Vodafone Group Plc (LON:VOD) has announced it has completed the sale of its Italian operations (Vodafone Italy) to Swisscom AG for €8.0 billion in cash.1,2
The transaction values Vodafone Italy at a multiple of 7.6x consensus Adjusted EBITDAaL3 and c.26x OpFCF3 for FY24, representing a premium to the Group’s trading multiple and the highest OpFCF3 multiple of any Vodafone market transaction in the last 10 years.
As part of the transaction, Vodafone and Swisscom have entered into an agreement whereby Vodafone will continue to provide certain services to Vodafone Italy for a period of up to five years post deal completion.4
Proceeds from this sale will be used to reduce Vodafone Group net debt and the Board will target to return to shareholders up to €2.0 billion, as already expressed in the announcement of the transaction dated 15 March 2024, once the current buyback programme has completed.
There have been no material changes affecting any matter contained in previous announcements relating to this transaction made on 15 March 2024, 30 September 2024 and 9 December 2024.

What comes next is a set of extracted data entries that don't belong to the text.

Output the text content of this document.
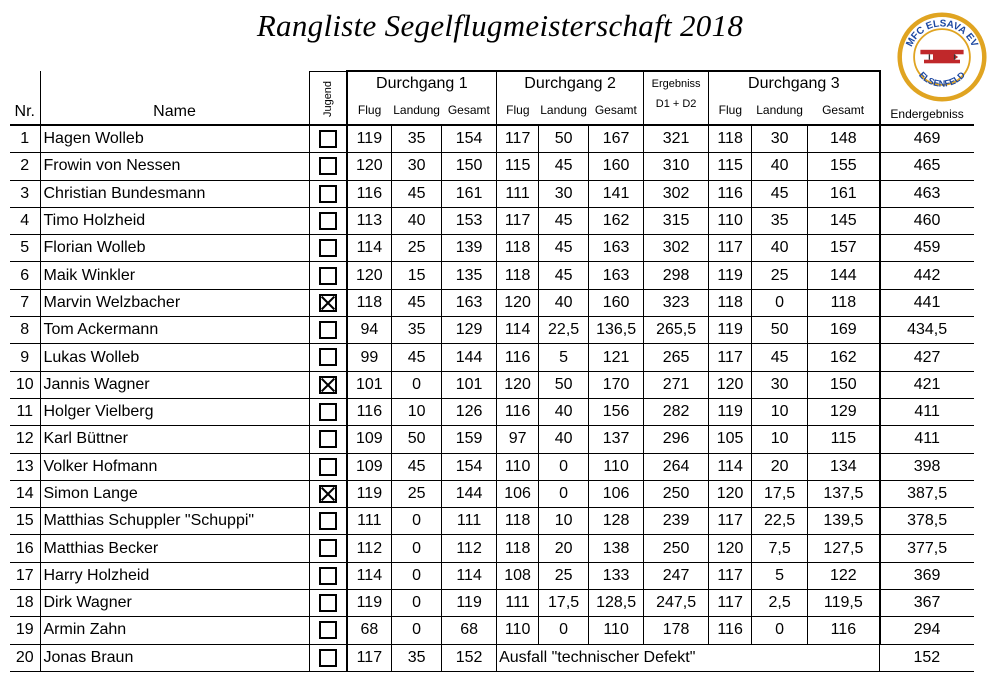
Rangliste Segelflugmeisterschaft 2018	MFC ELSAVA EV
ELSENFELD
Nr.	Name	Jugend	Durchgang 1			Durchgang 2			Ergebniss	Durchgang 3			Endergebniss
			Flug	Landung	Gesamt	Flug	Landung	Gesamt	D1 + D2	Flug	Landung	Gesamt	
1	Hagen Wolleb		119	35	154	117	50	167	321	118	30	148	469
2	Frowin von Nessen		120	30	150	115	45	160	310	115	40	155	465
3	Christian Bundesmann		116	45	161	111	30	141	302	116	45	161	463
4	Timo Holzheid		113	40	153	117	45	162	315	110	35	145	460
5	Florian Wolleb		114	25	139	118	45	163	302	117	40	157	459
6	Maik Winkler		120	15	135	118	45	163	298	119	25	144	442
7	Marvin Welzbacher		118	45	163	120	40	160	323	118	0	118	441
8	Tom Ackermann		94	35	129	114	22,5	136,5	265,5	119	50	169	434,5
9	Lukas Wolleb		99	45	144	116	5	121	265	117	45	162	427
10	Jannis Wagner		101	0	101	120	50	170	271	120	30	150	421
11	Holger Vielberg		116	10	126	116	40	156	282	119	10	129	411
12	Karl Büttner		109	50	159	97	40	137	296	105	10	115	411
13	Volker Hofmann		109	45	154	110	0	110	264	114	20	134	398
14	Simon Lange		119	25	144	106	0	106	250	120	17,5	137,5	387,5
15	Matthias Schuppler "Schuppi"		111	0	111	118	10	128	239	117	22,5	139,5	378,5
16	Matthias Becker		112	0	112	118	20	138	250	120	7,5	127,5	377,5
17	Harry Holzheid		114	0	114	108	25	133	247	117	5	122	369
18	Dirk Wagner		119	0	119	111	17,5	128,5	247,5	117	2,5	119,5	367
19	Armin Zahn		68	0	68	110	0	110	178	116	0	116	294
20	Jonas Braun		117	35	152	Ausfall "technischer Defekt"							152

1. The selling entity is Vodafone Europe B.V, which is a 100% owned subsidiary of Vodafone Group Plc and the purchasing entity is Fastweb S.p.A. which is a 100% owned subsidiary of Swisscom AG.
2. Subject to closing accounts adjustments.
3. For the 12-month period ending 31 March 2024. Based on company compiled consensus as at February 2024, after adjusting for c.€176 million of group services charges which are not included in Adjusted EBITDAaL for the purposes of Vodafone segmental reporting and €97 million of non-cash accounting gains related to the sale of Vodafone Italy’s towers to Inwit that are included in Adjusted EBITDAaL. OpFCF is defined as Adjusted EBITDAaL less capital expenditure.
4. The annual charge for the first year post completion is estimated at approximately €350 million.